Sunday, February 5, 2012

Literacy coaching in the 21st century

When I knew I would have the chance to be a literacy coach at my school this year I was so excited, planning and plotting over the summer about how to blend that role with my strong belief in a multi-modal approach to literacy in the classroom. 
It has been so busy this past month but also rewarding, with real feedback from teachers about the value of what I am trying to do. Unexpected and very very nice. 
I think that one of the main ways we have available to differentiate in the classroom is easy: using technology in all its forms to allow students to show what they know, and extend and personalize their learning. 
This year, with several periods a week built into my schedule for the literacy coach role, I now have that most precious commodity: time. 
With this time, I have been able to more formally prepare numerous lessons or units, in order to share. I have also started a little email newsletter. I had the chance to be a TWEA trainer and work with staff from other schools. 
Probably the biggest project for September was taking the time to formally role out the use of Smartboards, Smart Response and Smart Notebook in our school. I had the time necessary to prepare a little handout, check all teacher computers, coordinate any necessary tech support and most importantly meet one on one with my colleagues to introduce them to these tools. 
In 20 minutes they could easily see the value and more importantly express their confidence in expanding their personal use, in comparison to previous years when only two of us really took the plunge. It was really fun to hear their comments and observe the instant connections being made to the needs of various types of learners. 

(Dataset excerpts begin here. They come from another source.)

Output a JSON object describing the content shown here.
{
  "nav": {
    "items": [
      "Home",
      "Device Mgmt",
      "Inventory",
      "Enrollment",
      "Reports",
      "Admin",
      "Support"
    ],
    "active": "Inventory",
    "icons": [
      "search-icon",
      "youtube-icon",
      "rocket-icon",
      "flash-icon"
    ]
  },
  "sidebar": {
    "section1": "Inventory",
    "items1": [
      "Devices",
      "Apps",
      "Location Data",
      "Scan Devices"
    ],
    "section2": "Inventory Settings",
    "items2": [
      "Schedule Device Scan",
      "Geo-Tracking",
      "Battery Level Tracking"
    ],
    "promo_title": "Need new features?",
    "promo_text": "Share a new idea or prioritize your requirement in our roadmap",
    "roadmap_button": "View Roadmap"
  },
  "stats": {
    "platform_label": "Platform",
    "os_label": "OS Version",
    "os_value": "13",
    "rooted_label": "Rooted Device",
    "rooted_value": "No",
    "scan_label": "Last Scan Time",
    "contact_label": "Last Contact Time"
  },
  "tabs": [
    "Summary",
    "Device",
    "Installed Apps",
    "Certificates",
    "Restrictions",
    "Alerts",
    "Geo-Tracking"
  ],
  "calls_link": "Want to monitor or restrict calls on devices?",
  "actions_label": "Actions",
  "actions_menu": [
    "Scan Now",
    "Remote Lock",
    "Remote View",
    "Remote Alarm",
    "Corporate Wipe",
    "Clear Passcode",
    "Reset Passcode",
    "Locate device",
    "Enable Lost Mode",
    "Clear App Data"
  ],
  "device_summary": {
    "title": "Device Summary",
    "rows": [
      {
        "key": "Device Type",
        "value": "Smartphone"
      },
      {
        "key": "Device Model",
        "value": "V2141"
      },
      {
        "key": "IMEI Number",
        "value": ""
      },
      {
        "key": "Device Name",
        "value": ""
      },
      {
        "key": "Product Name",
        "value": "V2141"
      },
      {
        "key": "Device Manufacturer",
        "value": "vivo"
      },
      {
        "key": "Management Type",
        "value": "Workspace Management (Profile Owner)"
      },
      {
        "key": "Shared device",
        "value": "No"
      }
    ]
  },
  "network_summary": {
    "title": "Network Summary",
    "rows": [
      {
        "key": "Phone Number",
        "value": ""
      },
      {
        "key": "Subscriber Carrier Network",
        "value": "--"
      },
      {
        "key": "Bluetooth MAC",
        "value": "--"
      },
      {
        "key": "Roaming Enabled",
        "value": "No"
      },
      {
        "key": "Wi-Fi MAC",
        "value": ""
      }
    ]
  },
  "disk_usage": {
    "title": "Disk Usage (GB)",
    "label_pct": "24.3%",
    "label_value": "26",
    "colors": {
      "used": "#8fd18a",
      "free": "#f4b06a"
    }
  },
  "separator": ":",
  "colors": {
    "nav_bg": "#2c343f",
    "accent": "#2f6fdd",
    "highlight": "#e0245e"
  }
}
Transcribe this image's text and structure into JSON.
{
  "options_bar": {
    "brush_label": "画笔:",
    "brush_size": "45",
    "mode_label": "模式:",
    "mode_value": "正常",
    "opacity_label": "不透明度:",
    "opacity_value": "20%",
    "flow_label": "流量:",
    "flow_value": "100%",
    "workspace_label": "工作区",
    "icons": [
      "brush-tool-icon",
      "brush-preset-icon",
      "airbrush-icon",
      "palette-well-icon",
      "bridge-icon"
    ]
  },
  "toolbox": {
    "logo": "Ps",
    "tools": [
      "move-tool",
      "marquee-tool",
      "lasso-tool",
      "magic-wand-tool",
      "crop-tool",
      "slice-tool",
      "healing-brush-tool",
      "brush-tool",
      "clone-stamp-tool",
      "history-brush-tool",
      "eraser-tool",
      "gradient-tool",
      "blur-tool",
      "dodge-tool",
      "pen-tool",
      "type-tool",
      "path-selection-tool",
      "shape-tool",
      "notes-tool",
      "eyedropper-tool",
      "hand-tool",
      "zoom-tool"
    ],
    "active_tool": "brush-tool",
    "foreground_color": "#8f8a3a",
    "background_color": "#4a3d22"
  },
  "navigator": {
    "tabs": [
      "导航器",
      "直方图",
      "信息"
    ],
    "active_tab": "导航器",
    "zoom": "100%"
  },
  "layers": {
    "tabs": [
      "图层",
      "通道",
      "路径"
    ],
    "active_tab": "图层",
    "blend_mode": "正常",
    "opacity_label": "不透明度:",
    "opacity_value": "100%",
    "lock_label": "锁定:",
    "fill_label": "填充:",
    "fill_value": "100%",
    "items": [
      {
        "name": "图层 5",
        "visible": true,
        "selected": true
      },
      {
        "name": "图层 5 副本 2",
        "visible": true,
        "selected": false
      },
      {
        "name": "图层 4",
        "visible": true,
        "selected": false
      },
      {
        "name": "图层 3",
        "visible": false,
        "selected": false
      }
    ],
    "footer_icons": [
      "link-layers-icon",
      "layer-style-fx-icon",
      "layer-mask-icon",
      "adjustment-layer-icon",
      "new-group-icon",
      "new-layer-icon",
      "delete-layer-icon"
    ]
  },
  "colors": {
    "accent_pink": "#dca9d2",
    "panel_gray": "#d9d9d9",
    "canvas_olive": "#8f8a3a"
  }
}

I can guarantee that every person that I work with gets it. They really do see that technology can open up learning to the needs of individual students. But lack of time, minor but annoying tech difficulties, combined with teachers' personal learning styles, sometimes make it difficult to move forward. 
If I can spend less than half an hour with a teacher, removing barriers to their professional learning, presenting new strategies, and then see them finish up being inspired at new ways to differentiate learning, then I am a happy literacy coach.